Am 12. Mai 1948 traf sich in Tel Aviv die „Volksführung“ (hebr. Minhelet Ha’Am). Auf der Tagesordnung stand David Ben Gurions Vorschlag, umgehend einen unabhängigen jüdischen Staat zu errichten. Nur 10 Teilnehmer konnten zu der Abstimmung kommen. Der Beschluss wurde mit knapper Mehrheit gefasst. In nur 8 Stunden sollte das britische Mandat im „Land Israel“ („Palästina“) enden. Am Freitag dem 14. Mai 1948 trat der „Volksrat“ (hebr. Moezet HaAm) in Tel Aviv im Museumssaal des Dizengoff-Hauses zusammen. Der Sabbat drohte anzubrechen. Ben Gurion verlas die „Unabhängigkeitserklärung“. Das wurde live (im Radio) übertragen: „Hiermit rufe ich die Errichtung eines jüdischen Staates im Land Israel (Eretz Israel) aus. Und das ist der Staat Israel.“

(Aus anderer Quelle ist bekannt, dass die Unabhängigkeitserklärung noch nicht in kaligrafischer Schönschrift auf ein Pergament kopiert worden war. Das zweite Pergament mit den Unterschriften wurde erst später an die Erklärung angenäht.)

25 der insgesamt 37 Mitglieder des Volksrates unterzeichneten sofort die Erklärung. 11 waren im belagerten Jerusalem stecken geblieben und einer war im Ausland. Sie unterzeichneten später. Es wurde gemunkelt, dass Ben Gurion die Anreise der Volksvertreter aus Jerusalem in einer gepanzerten Autokolonne verhindert habe, weil sich unter ihnen einige Gegner der Staatsgründung befanden. Jerusalem wurde nicht erwähnt, auch nicht als Hauptstadt, weil damals noch unklar war, ob die Juden die Stadt überhaupt halten könnten.

Hintergrund

In dem Buch werden kurz der zionistische Kongress in Basel 1897 und die Balfour-Deklaration dargestellt. „Die Araber sahen in den Juden keine Rückkehrer in ihre Heimat, sondern Fremde, die sich die arabischen Grundstücke und das Land aneignen wollen.
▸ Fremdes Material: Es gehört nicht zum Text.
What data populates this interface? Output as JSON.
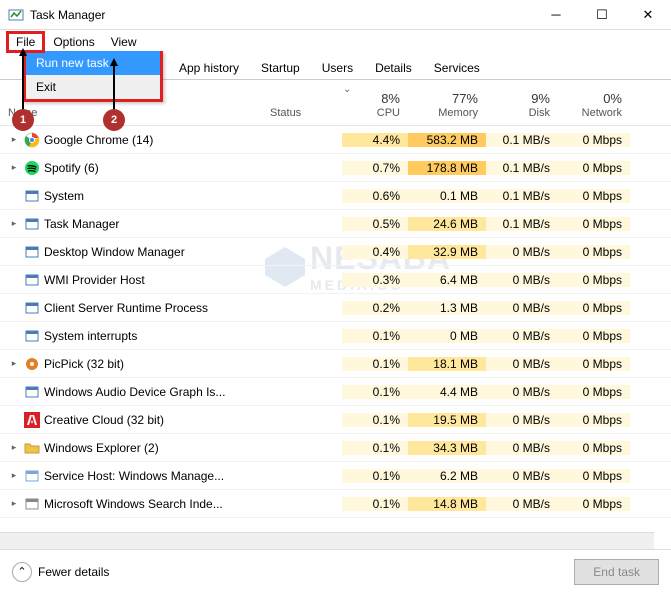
{
  "window": {
    "title": "Task Manager"
  },
  "menubar": {
    "file": "File",
    "options": "Options",
    "view": "View"
  },
  "dropdown": {
    "run": "Run new task",
    "exit": "Exit"
  },
  "tabs": [
    "App history",
    "Startup",
    "Users",
    "Details",
    "Services"
  ],
  "columns": {
    "name": "Name",
    "status": "Status",
    "cpu": {
      "pct": "8%",
      "label": "CPU"
    },
    "memory": {
      "pct": "77%",
      "label": "Memory"
    },
    "disk": {
      "pct": "9%",
      "label": "Disk"
    },
    "network": {
      "pct": "0%",
      "label": "Network"
    }
  },
  "processes": [
    {
      "name": "Google Chrome (14)",
      "icon": "chrome",
      "expand": true,
      "cpu": "4.4%",
      "mem": "583.2 MB",
      "disk": "0.1 MB/s",
      "net": "0 Mbps",
      "heat": {
        "cpu": "mid",
        "mem": "high",
        "disk": "low",
        "net": "low"
      }
    },
    {
      "name": "Spotify (6)",
      "icon": "spotify",
      "expand": true,
      "cpu": "0.7%",
      "mem": "178.8 MB",
      "disk": "0.1 MB/s",
      "net": "0 Mbps",
      "heat": {
        "cpu": "low",
        "mem": "high",
        "disk": "low",
        "net": "low"
      }
    },
    {
      "name": "System",
      "icon": "system",
      "expand": false,
      "cpu": "0.6%",
      "mem": "0.1 MB",
      "disk": "0.1 MB/s",
      "net": "0 Mbps",
      "heat": {
        "cpu": "low",
        "mem": "low",
        "disk": "low",
        "net": "low"
      }
    },
    {
      "name": "Task Manager",
      "icon": "taskmgr",
      "expand": true,
      "cpu": "0.5%",
      "mem": "24.6 MB",
      "disk": "0.1 MB/s",
      "net": "0 Mbps",
      "heat": {
        "cpu": "low",
        "mem": "mid",
        "disk": "low",
        "net": "low"
      }
    },
    {
      "name": "Desktop Window Manager",
      "icon": "dwm",
      "expand": false,
      "cpu": "0.4%",
      "mem": "32.9 MB",
      "disk": "0 MB/s",
      "net": "0 Mbps",
      "heat": {
        "cpu": "low",
        "mem": "mid",
        "disk": "low",
        "net": "low"
      }
    },
    {
      "name": "WMI Provider Host",
      "icon": "wmi",
      "expand": false,
      "cpu": "0.3%",
      "mem": "6.4 MB",
      "disk": "0 MB/s",
      "net": "0 Mbps",
      "heat": {
        "cpu": "low",
        "mem": "low",
        "disk": "low",
        "net": "low"
      }
    },
    {
      "name": "Client Server Runtime Process",
      "icon": "csrss",
      "expand": false,
      "cpu": "0.2%",
      "mem": "1.3 MB",
      "disk": "0 MB/s",
      "net": "0 Mbps",
      "heat": {
        "cpu": "low",
        "mem": "low",
        "disk": "low",
        "net": "low"
      }
    },
    {
      "name": "System interrupts",
      "icon": "sysint",
      "expand": false,
      "cpu": "0.1%",
      "mem": "0 MB",
      "disk": "0 MB/s",
      "net": "0 Mbps",
      "heat": {
        "cpu": "low",
        "mem": "low",
        "disk": "low",
        "net": "low"
      }
    },
    {
      "name": "PicPick (32 bit)",
      "icon": "picpick",
      "expand": true,
      "cpu": "0.1%",
      "mem": "18.1 MB",
      "disk": "0 MB/s",
      "net": "0 Mbps",
      "heat": {
        "cpu": "low",
        "mem": "mid",
        "disk": "low",
        "net": "low"
      }
    },
    {
      "name": "Windows Audio Device Graph Is...",
      "icon": "audio",
      "expand": false,
      "cpu": "0.1%",
      "mem": "4.4 MB",
      "disk": "0 MB/s",
      "net": "0 Mbps",
      "heat": {
        "cpu": "low",
        "mem": "low",
        "disk": "low",
        "net": "low"
      }
    },
    {
      "name": "Creative Cloud (32 bit)",
      "icon": "adobe",
      "expand": false,
      "cpu": "0.1%",
      "mem": "19.5 MB",
      "disk": "0 MB/s",
      "net": "0 Mbps",
      "heat": {
        "cpu": "low",
        "mem": "mid",
        "disk": "low",
        "net": "low"
      }
    },
    {
      "name": "Windows Explorer (2)",
      "icon": "explorer",
      "expand": true,
      "cpu": "0.1%",
      "mem": "34.3 MB",
      "disk": "0 MB/s",
      "net": "0 Mbps",
      "heat": {
        "cpu": "low",
        "mem": "mid",
        "disk": "low",
        "net": "low"
      }
    },
    {
      "name": "Service Host: Windows Manage...",
      "icon": "svchost",
      "expand": true,
      "cpu": "0.1%",
      "mem": "6.2 MB",
      "disk": "0 MB/s",
      "net": "0 Mbps",
      "heat": {
        "cpu": "low",
        "mem": "low",
        "disk": "low",
        "net": "low"
      }
    },
    {
      "name": "Microsoft Windows Search Inde...",
      "icon": "search",
      "expand": true,
      "cpu": "0.1%",
      "mem": "14.8 MB",
      "disk": "0 MB/s",
      "net": "0 Mbps",
      "heat": {
        "cpu": "low",
        "mem": "mid",
        "disk": "low",
        "net": "low"
      }
    }
  ],
  "footer": {
    "fewer": "Fewer details",
    "endtask": "End task"
  },
  "annotations": {
    "b1": "1",
    "b2": "2"
  },
  "watermark": "NESABA",
  "watermark2": "MEDIA.CO",
  "icons": {
    "chrome": "#4285f4",
    "spotify": "#1ed760",
    "system": "#4a7cb8",
    "taskmgr": "#4a7cb8",
    "dwm": "#4a7cb8",
    "wmi": "#4a7cb8",
    "csrss": "#4a7cb8",
    "sysint": "#4a7cb8",
    "picpick": "#e67e22",
    "audio": "#4a7cb8",
    "adobe": "#da1f26",
    "explorer": "#f0c14b",
    "svchost": "#7aa8d4",
    "search": "#888"
  }
}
Sie blieben nicht gleichgültig angesichts des Stroms von Migranten, die meisten aus Europa. Die Spannungen führten zu Gewaltausbrüchen, sogenannte „Unruhen“ oder „Ereignisse“ zwischen Juden und Arabern, sowie zu Zusammenstössen zwischen Arabern und Briten.“

Völlig neue geopolitische Lage nach dem 2. Weltkrieg

Die Schoah wurde zu einem Brennpunkt in der Haltung der Welt zum Schicksal und der Zukunft der Juden gemacht. Die jüdische Besiedlung im Lande entwickelte sich demografisch, wirtschaftlich, gesellschaftlich, politisch und militärisch.

Die Briten „leckten noch ihre Wunden“ des Weltkriegs, verabscheuten das Blutvergiessen und erklärten, ihre Präsenz in der Region reduzieren zu wollen. Die Briten wollten ihr Palästina-Mandat an die UNO zurückgeben.
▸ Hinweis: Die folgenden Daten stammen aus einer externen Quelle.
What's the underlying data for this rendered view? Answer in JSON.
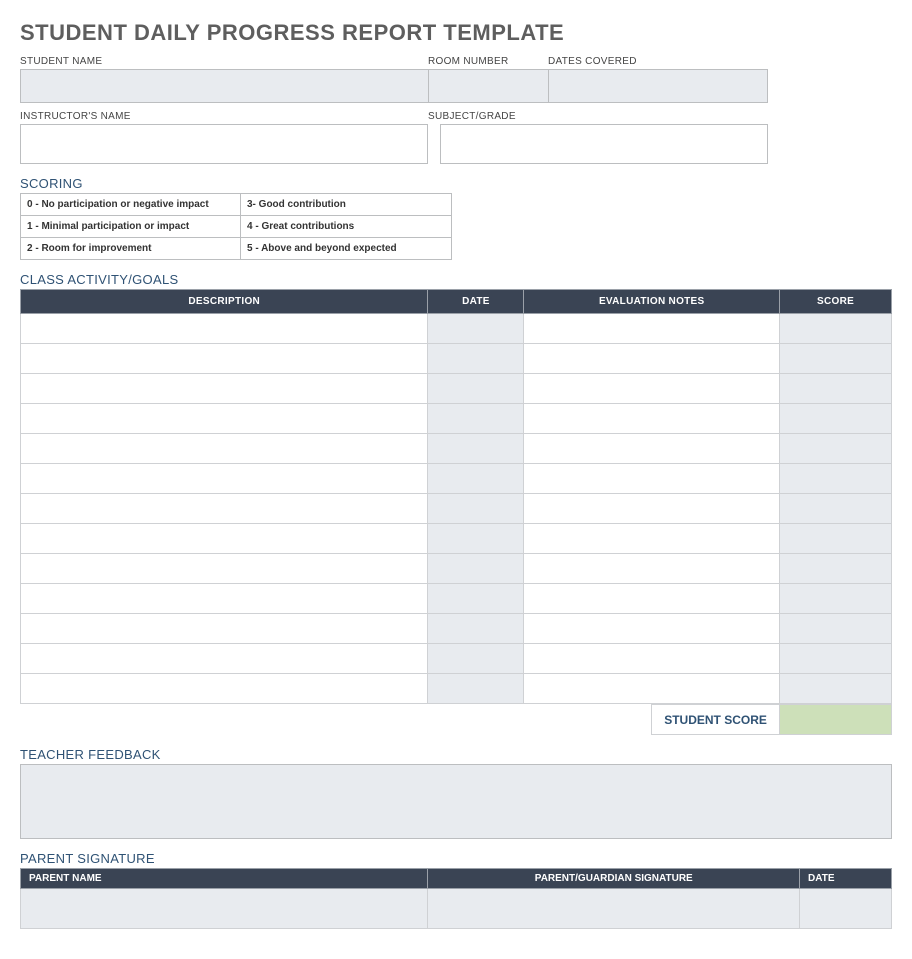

Viele Ideen kamen auf, was nun geschehen sollte, die Zionisten, die arabische Führung, arabische Staaten, die USA, Frankreich, die Sowjetunion und andere, wie auch UNSCOP (die UNO Sonderkommission für die Probleme Palästinas). Jeder hatte andere Vorstellungen.

Unter den Juden und Arabern gab es Nationalisten mit extremistischen Vorschlägen: einen grossjüdischen Staat errichten oder einen grossarabischen Staat. Genauso gab es unzählige Kompromissverschläge. Die UNSCOP legte am Ende der UNO-Generalversammlung die Idee der Errichtung eines jüdischen Staates neben einem arabischen Staat vor. Am 29. Nov 1947 wurde mit 33 Stimmen,13 Gegenstimmen und 10 Enthaltungen die Resolution 181, welche die Teilung des früheren Mandatsgebiets Palästina in einen jüdischen und einen arabischen Staat vorsah, angenommen. Jerusalem sollte ein „corpus separatum“ unter UNO-Aufsicht werden. Schon am Tag nach Annahme der Resolution brachen Unruhen aus, sowie eine massive diplomatische Aktivität, den Beschluss zu ändern. Unter den Juden gab es auch Gegner, die einen grossen jüdischen Staat forderten und Fromme, die bis zur Ankunft des Messias warten wollten.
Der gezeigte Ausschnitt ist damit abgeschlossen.